The second part of the Knowling-as-owner rumor is that his plan is to return the ADRL to the “free admission” program it was on during the height of its popularity a few years ago. Earwood’s track was famously so overrun with people during that era of the ADRL that he was forced to close the gates early on several occasions because he physically couldn’t jam any more people into the facility. The question remains though, can lightning strike twice?
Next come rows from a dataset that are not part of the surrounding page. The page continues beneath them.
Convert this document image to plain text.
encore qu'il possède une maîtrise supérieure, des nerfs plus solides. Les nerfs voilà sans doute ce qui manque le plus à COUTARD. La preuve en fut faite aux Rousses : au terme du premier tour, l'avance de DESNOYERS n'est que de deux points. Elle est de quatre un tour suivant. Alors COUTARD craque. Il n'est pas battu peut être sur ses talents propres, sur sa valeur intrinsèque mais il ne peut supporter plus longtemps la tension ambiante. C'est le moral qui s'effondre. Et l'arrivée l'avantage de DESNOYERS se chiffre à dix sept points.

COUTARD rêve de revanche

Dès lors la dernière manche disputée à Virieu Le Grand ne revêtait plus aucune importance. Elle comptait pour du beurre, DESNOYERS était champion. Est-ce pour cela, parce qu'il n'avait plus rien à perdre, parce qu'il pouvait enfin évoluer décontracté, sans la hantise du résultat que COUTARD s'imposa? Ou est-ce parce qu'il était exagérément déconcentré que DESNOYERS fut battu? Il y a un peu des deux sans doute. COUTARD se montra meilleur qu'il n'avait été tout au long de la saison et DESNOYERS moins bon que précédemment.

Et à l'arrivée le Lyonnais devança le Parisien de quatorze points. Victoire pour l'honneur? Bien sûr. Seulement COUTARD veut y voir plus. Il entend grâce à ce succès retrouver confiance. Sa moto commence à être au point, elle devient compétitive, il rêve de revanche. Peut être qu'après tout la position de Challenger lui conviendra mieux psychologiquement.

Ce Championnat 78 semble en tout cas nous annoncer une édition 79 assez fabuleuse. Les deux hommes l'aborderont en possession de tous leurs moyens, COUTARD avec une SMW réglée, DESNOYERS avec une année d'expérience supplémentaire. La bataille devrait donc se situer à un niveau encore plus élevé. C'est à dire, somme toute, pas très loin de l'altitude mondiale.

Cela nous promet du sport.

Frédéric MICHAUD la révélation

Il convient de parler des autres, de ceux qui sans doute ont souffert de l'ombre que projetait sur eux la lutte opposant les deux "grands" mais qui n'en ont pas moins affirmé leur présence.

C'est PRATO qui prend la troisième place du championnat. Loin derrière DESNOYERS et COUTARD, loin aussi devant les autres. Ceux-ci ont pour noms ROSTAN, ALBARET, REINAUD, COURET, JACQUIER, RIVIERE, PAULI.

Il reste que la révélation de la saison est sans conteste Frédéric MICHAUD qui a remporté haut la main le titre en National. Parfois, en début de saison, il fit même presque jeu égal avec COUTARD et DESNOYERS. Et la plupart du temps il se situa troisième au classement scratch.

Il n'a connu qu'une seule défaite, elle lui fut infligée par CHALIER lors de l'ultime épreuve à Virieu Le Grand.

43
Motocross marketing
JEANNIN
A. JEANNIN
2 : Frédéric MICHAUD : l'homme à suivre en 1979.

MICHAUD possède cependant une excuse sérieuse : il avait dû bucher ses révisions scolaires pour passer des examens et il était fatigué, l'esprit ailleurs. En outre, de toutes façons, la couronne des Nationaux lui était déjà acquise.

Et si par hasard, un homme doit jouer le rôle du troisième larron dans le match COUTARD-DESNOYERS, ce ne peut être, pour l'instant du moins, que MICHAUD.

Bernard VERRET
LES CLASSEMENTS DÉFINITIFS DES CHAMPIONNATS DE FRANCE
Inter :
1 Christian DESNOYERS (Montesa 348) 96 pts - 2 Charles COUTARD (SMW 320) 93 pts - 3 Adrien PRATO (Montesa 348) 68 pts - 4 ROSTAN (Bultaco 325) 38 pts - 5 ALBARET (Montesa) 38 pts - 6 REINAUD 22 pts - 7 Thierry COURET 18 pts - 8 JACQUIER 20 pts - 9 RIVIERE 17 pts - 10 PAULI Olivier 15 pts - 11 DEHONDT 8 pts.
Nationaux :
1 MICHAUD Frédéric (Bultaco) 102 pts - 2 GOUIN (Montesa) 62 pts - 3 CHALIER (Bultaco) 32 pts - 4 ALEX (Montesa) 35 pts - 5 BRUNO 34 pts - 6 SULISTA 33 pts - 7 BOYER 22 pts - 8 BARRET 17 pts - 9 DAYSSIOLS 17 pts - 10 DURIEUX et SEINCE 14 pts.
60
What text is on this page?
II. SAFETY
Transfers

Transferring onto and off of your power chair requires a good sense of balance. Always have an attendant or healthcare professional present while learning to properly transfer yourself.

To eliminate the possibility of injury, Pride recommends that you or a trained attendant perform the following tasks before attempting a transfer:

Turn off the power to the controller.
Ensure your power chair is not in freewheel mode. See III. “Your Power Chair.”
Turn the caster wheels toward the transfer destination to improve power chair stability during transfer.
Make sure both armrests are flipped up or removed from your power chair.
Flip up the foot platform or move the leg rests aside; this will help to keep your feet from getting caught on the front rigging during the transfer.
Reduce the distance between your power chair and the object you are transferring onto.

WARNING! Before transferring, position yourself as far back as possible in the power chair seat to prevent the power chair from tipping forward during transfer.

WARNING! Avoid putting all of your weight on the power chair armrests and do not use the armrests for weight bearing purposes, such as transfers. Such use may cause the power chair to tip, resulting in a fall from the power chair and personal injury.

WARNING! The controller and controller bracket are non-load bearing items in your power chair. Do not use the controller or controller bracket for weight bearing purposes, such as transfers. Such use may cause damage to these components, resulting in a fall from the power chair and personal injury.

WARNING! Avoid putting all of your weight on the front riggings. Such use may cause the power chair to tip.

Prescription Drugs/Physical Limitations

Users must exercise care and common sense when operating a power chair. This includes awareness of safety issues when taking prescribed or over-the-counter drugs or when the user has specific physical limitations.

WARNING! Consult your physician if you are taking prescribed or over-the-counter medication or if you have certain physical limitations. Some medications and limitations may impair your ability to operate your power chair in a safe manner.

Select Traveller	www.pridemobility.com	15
It has been no secret that the ADRL’s ability to fill race tracks has certainly waned over the last couple of seasons, especially in 2012 when the organization went back to a traditional paid ticket program. Having attended the Bristol event, there was no hiding the fact that the place was starkly empty. That scene was repeated at many of the 2012 tour stops. Will dispersing hundreds of thousands of free tickets reignite the fire that drove ADRL to those wild heights in the first decade of the 2000s? The momentum that was carrying the ADRL during those salad days is long gone. Knowling built the organization from virtually nothing so he understands what it takes to get something off the ground, but is that the same knowledge necessary to restart something that has stalled? Time will tell.
Make no mistake, a healthy ADRL is a good thing for drag racing as a whole. Without some maverick moves, cash infusion, and gutsy leadership, the ADRL will be relegated to the history books of drag racing along with the AHRA, which had a similar maverick streak before falling prey to the changing environment of the sport in the 1970s and early 1980s.
We’ll be at the ADRL press conference at PRI on Friday, live blogging everything that is being said. If Knowling can pull off the resurrection of the ADRL he’ll etch a very unique spot for himself in drag racing history. It isn’t often someone births an organization, is ousted, and then regains control when it needs saving.
The 2013 season in drag racing just got a hell of a lot more interesting. Stay tuned, this is going to be good!







so glad the man ,KENNY, is back .last year was off.wished charlotte was still on schedule but the home of PRO MOD is THE ROCK.welcome back KENNY.